Chapter 1.5, Problem 36E

Solution

To Analyse: The basic functions that inverses of their own.

The basic functions that inverses of their own are $x$ and $\frac{1}{x}$ .

Given:

Determine the basic functions that inverse of their own.

Calculation:

The basic functions which inverses of their own are $x$ and $\frac{1}{x}$ , as if $f\left(x\right)=x$ and $g\left(x\right)=x$ then,

Apply the formula for $g\left(x\right)$

  $f\left(g\left(x\right)\right)=f\left(x\right)$

Replace $x$ by $x$ in the $f\left(x\right)$ function:

  $f\left(g\left(x\right)\right)=x$

Now, apply the formula for $f\left(x\right)$ ,

  $g\left(f\left(x\right)\right)=g\left(x\right)$

Replace $x$ by $x$ in the $g\left(x\right)$ function:

  $g\left(f\left(x\right)\right)=x$

Thus when $f\left(x\right)=x$ and $g\left(x\right)=x$ , $f\left(g\left(x\right)\right)=x$ and $g\left(f\left(x\right)\right)=x$ .
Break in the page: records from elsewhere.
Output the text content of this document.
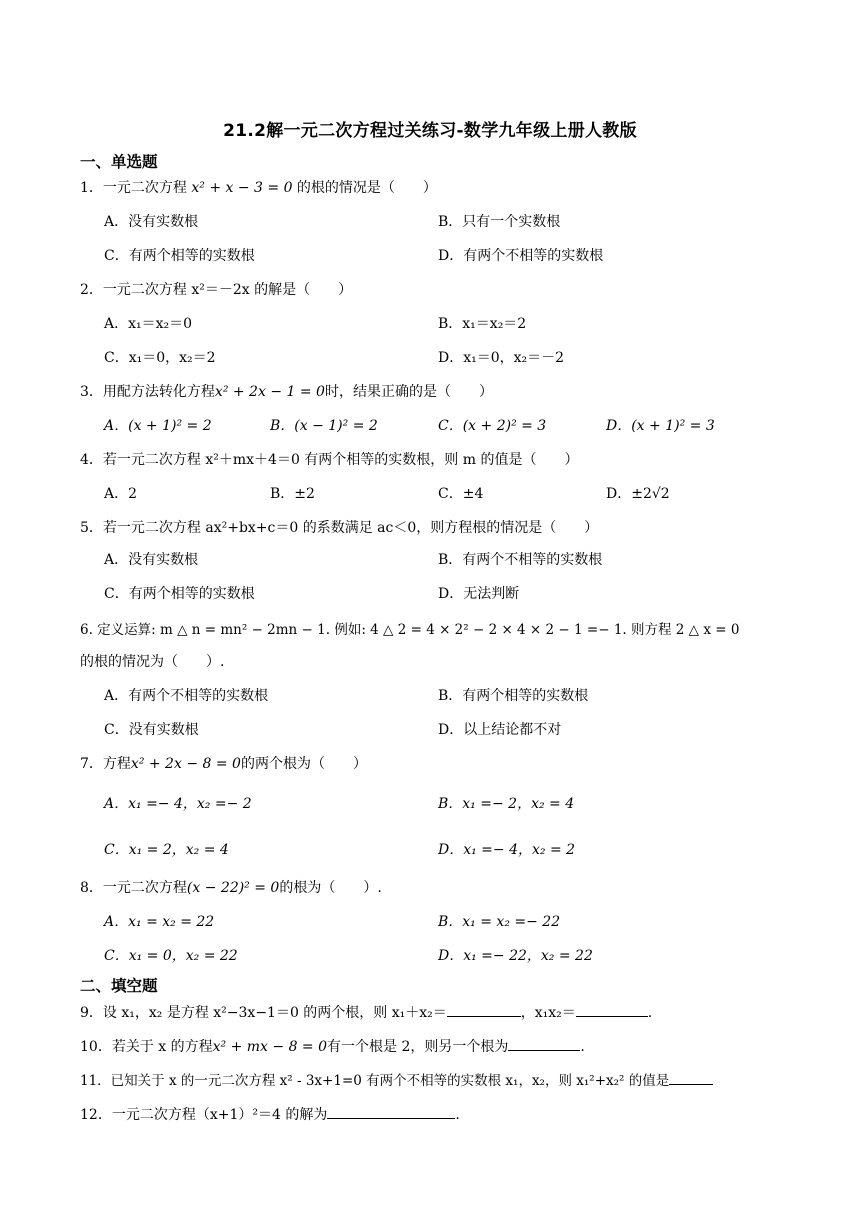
21.2解一元二次方程过关练习-数学九年级上册人教版
一、单选题
1．一元二次方程 x² + x − 3 = 0 的根的情况是（　　）
A．没有实数根	B．只有一个实数根
C．有两个相等的实数根	D．有两个不相等的实数根
2．一元二次方程 x²＝－2x 的解是（　　）
A．x₁＝x₂＝0	B．x₁＝x₂＝2
C．x₁＝0，x₂＝2	D．x₁＝0，x₂＝－2
3．用配方法转化方程x² + 2x − 1 = 0时，结果正确的是（　　）
A．(x + 1)² = 2	B．(x − 1)² = 2	C．(x + 2)² = 3	D．(x + 1)² = 3
4．若一元二次方程 x²＋mx＋4＝0 有两个相等的实数根，则 m 的值是（　　）
A．2	B．±2	C．±4	D．±2√2
5．若一元二次方程 ax²+bx+c＝0 的系数满足 ac＜0，则方程根的情况是（　　）
A．没有实数根	B．有两个不相等的实数根
C．有两个相等的实数根	D．无法判断
6. 定义运算: m △ n = mn² − 2mn − 1. 例如: 4 △ 2 = 4 × 2² − 2 × 4 × 2 − 1 =− 1. 则方程 2 △ x = 0
的根的情况为（　　）.
A．有两个不相等的实数根	B．有两个相等的实数根
C．没有实数根	D．以上结论都不对
7．方程x² + 2x − 8 = 0的两个根为（　　）
A．x₁ =− 4，x₂ =− 2	B．x₁ =− 2，x₂ = 4
C．x₁ = 2，x₂ = 4	D．x₁ =− 4，x₂ = 2
8．一元二次方程(x − 22)² = 0的根为（　　）.
A．x₁ = x₂ = 22	B．x₁ = x₂ =− 22
C．x₁ = 0，x₂ = 22	D．x₁ =− 22，x₂ = 22
二、填空题
9．设 x₁，x₂ 是方程 x²−3x−1＝0 的两个根，则 x₁＋x₂＝	，x₁x₂＝	.
10．若关于 x 的方程x² + mx − 8 = 0有一个根是 2，则另一个根为	.
11．已知关于 x 的一元二次方程 x² - 3x+1=0 有两个不相等的实数根 x₁，x₂，则 x₁²+x₂² 的值是
12．一元二次方程（x+1）²＝4 的解为	.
So $f\left(x\right)=x$ is the basic function which is its own inverse.

Also, if $f\left(x\right)=\frac{1}{x}$ and $g\left(x\right)=\frac{1}{x}$ then

Apply the formula for $g\left(x\right)$ :

  $f\left(g\left(x\right)\right)=f\left(\frac{1}{x}\right)$

Replace $x$ by $\left(\frac{1}{x}\right)$ :

  $f\left(g\left(x\right)\right)=\frac{1}{\left(\frac{1}{x}\right)}$

Simplify the function:

  $f\left(g\left(x\right)\right)=x$

Also,

  $g\left(f\left(x\right)\right)=g\left(\frac{1}{x}\right)$

Replace $x$ by $\left(\frac{1}{x}\right)$ :

  $g\left(f\left(x\right)\right)=\frac{1}{\left(\frac{1}{x}\right)}$

Simplify the function:

  $g\left(f\left(x\right)\right)=x$

Hence, when $f\left(x\right)=\frac{1}{x}$ and $g\left(x\right)=\frac{1}{x}$ , $f\left(g\left(x\right)\right)=x$ and $g\left(f\left(x\right)\right)=x$ .

So, $f\left(x\right)=\frac{1}{x}$ is the basic function which is its own inverse.